Critics of the governor’s pending tax plan say higher taxes will act as a drag on an already fitful economy, while supporters of higher taxes argue the state must address the longstanding underfunding of its transportation system and inadequate public infrastructure.

Patrick says his plan, if adopted, would put the state on a faster track toward economic growth by boldly addressing infrastructure needs and longstanding problems in the state’s education system, including achievement gaps and uneven access to early education.

“The Patrick-Murray Administration’s proposal creates growth and opportunity through long-term investments in education, transportation and innovation funded by making our tax system simpler and fairer for businesses and working families,” Zaroulis said.

Citing Forbes Magazine and CNBC rankings, the MTF report asserts that Massachusetts already has the second highest business costs in the country. The report also cites a Greater Boston Chamber of Commerce report that the state’s tax burden on businesses is the fifth highest in the country, and claims that Massachusetts ranks “near the bottom for its difficult regulatory climate.”

In addition to citing concerns that application of the proposed tax is dicey due to the evolving nature of technology, the MTF report cautions that the sales tax on computer services will hurt the growing number of companies that rely heavily on remote servers to store and save data and would add to health care costs by adding to the cost of developing electronic health and medical records.

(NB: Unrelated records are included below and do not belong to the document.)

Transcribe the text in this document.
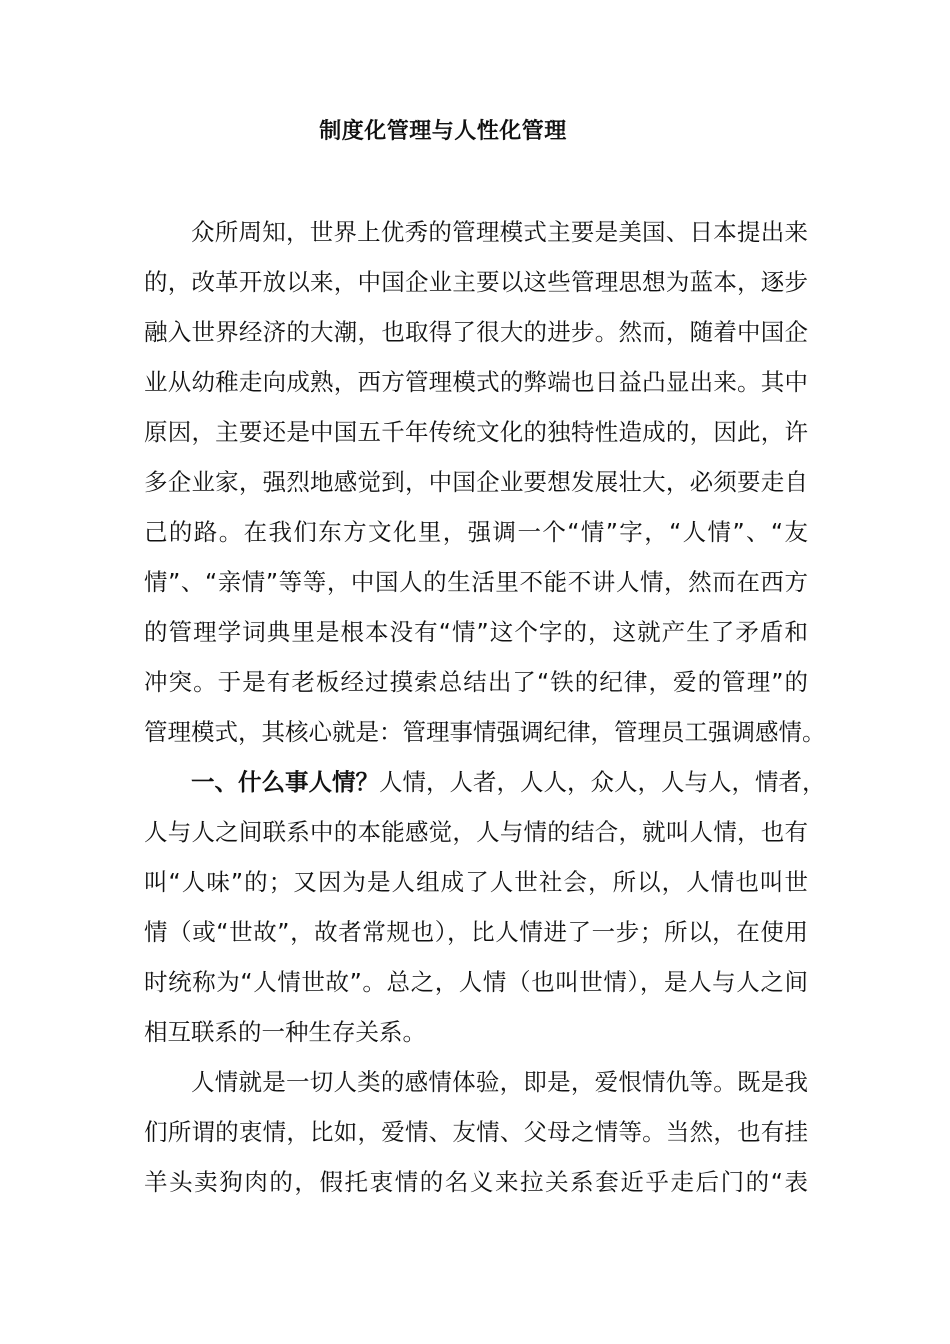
制度化管理与人性化管理
众所周知，世界上优秀的管理模式主要是美国、日本提出来
的，改革开放以来，中国企业主要以这些管理思想为蓝本，逐步
融入世界经济的大潮，也取得了很大的进步。然而，随着中国企
业从幼稚走向成熟，西方管理模式的弊端也日益凸显出来。其中
原因，主要还是中国五千年传统文化的独特性造成的，因此，许
多企业家，强烈地感觉到，中国企业要想发展壮大，必须要走自
己的路。在我们东方文化里，强调一个“情”字，“人情”、“友
情”、“亲情”等等，中国人的生活里不能不讲人情，然而在西方
的管理学词典里是根本没有“情”这个字的，这就产生了矛盾和
冲突。于是有老板经过摸索总结出了“铁的纪律，爱的管理”的
管理模式，其核心就是：管理事情强调纪律，管理员工强调感情。
一、什么事人情？人情，人者，人人，众人，人与人，情者，
人与人之间联系中的本能感觉，人与情的结合，就叫人情，也有
叫“人味”的；又因为是人组成了人世社会，所以，人情也叫世
情（或“世故”，故者常规也），比人情进了一步；所以，在使用
时统称为“人情世故”。总之，人情（也叫世情），是人与人之间
相互联系的一种生存关系。
人情就是一切人类的感情体验，即是，爱恨情仇等。既是我
们所谓的衷情，比如，爱情、友情、父母之情等。当然，也有挂
羊头卖狗肉的，假托衷情的名义来拉关系套近乎走后门的“表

Officials from Associated Industries of Massachusetts indicated earlier this week on their business insider blog that they felt debate over the governor’s plan to raise the income tax had “obscured the fact that the plan also includes more than $500 million in new business taxes.”

In addition to taking issue with Patrick’s plan to “tax cloud computing,” AIM protested a plan to increase taxes on security corporations and utilities by $83 million and to reverse an agreement not to penalize companies for making investments after so-called combined reporting reforms were enacted in 2008.

Patrick administration officials said the business tax burden in Massachusetts ranked 37th in a study conducted by the Council on State Taxation and estimated businesses would see a net $490 million benefit under the governor’s overall tax proposal, with the sales tax falling from the 13th highest to the 36th highest - Patrick has proposed raising the income tax from 5.25 percent to 6.25 percent and lowering the sales tax from 6.25 percent to 4.5 percent.

This program aired on March 20, 2013. The audio for this program is not available.